Streptococcus sobrinus

Scientific classification
- Domain: Bacteria
- Kingdom: Bacillati
- Phylum: Bacillota
- Class: Bacilli
- Order: Lactobacillales
- Family: Streptococcaceae
- Genus: Streptococcus
- Species: S. sobrinus
- Binomial name: Streptococcus sobrinus (ex Coykendall 1974) Coykendall 1983

= Streptococcus sobrinus =

- Authority: (ex Coykendall 1974) Coykendall 1983

Species of bacterium

Streptococcus sobrinus is a Gram-positive, catalase-negative, non-motile, and anaerobic member of the genus Streptococcus.

==Pathology==
Streptococcus sobrinus in conjunction with the closely related species Streptococcus mutans are pathogenic within humans and enhances the formation of caries within teeth. Biofilm from the mixture of sugar and plaque create a suitable environment for S. sobrinus to grow. S. sobrinus is more closely connected with the prevalence of caries than S. mutans. S. sobrinus is also affiliated with early childhood caries, which are responsible for the majority of dental abscesses and toothaches in children. Children generally acquire S. sobrinus strains from their mother, but the relatively high consumption of sugars by minors facilitates bacterial growth and threatens the onset of early childhood tooth decay. S. sobrinus has also been documented within the teeth of rats.

==History==
Streptococcus sobrinus was discovered by the French biologist Louis Pasteur in 1887 along with other human pathogens.
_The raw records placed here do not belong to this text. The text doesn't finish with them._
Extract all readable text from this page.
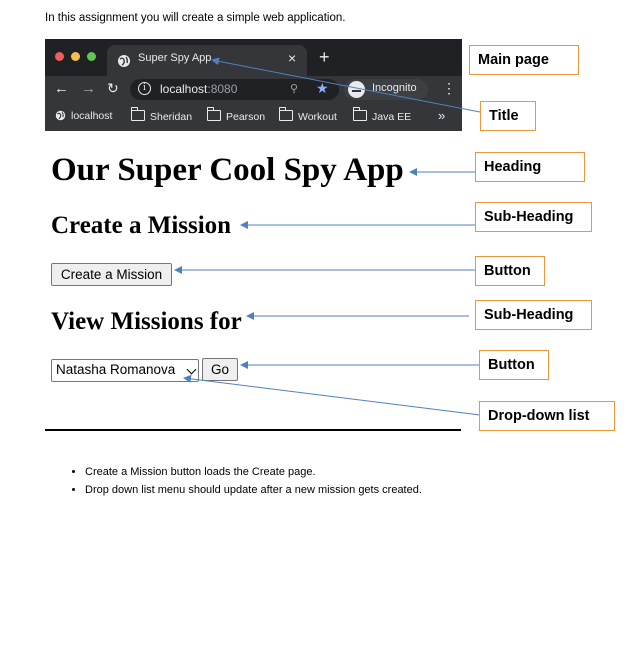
In this assignment you will create a simple web application.
Super Spy App	× +
← → ↻	i	localhost:8080	⚲ ★	Incognito ⋮
localhost	Sheridan	Pearson	Workout	Java EE »
Our Super Cool Spy App
Create a Mission
Create a Mission
View Missions for
Natasha Romanova	Go
Main page
Title
Heading
Sub-Heading
Button
Sub-Heading
Button
Drop-down list
• Create a Mission button loads the Create page.
• Drop down list menu should update after a new mission gets created.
The full genome of S. sobrinus has been sequenced, and the related species S. mutans has also been fully sequenced.

==Symbiosis==
Extracellular long-chained glucans synthesized from sucrose via glucosyltransferase enzymes help accumulate S. sobrinus on tooth enamel surfaces. The glucans provide a shelter for bacterial colonization, and the protected environment creates the perfect nesting ground for S. sobrinus and other microorganisms to sustain a stable community in the form of dental plaque. S. sobrinus in turn releases lactic acid in the anaerobic metabolism of glucose. Lactic acid demineralizes tooth enamel and fosters the initiation of dental caries. S. sobrinus has an optimal growth temperature of 37 °C and thrives in a slightly acidic environment at a pH of 6.3. This makes the human mouth a suitable habitat due to its acidic characteristics, favorable body temperature, and significant amount of food sugars passing through the mouth on a daily basis. However, these traits also indicate that S. sobrinus has a difficult time surviving outside the host of the human teeth.

==Antibacterials==
In 1995 a paper by Meurman et al. tested Lactobacillus rhamnosus for inhibitory properties, although this relationship was only observed with a weak correlation at a pH below 5. Lectin from Talisia esculenta and Labramin from Labramia bojeri seeds were found to inhibit the adherence of S. sobrinus to tooth enamel, but had no effect on the growth of the population itself. A study by Sun et al. in 2009, tested a vaccine for S. sobrinus, and initial tests have been successful in providing protection.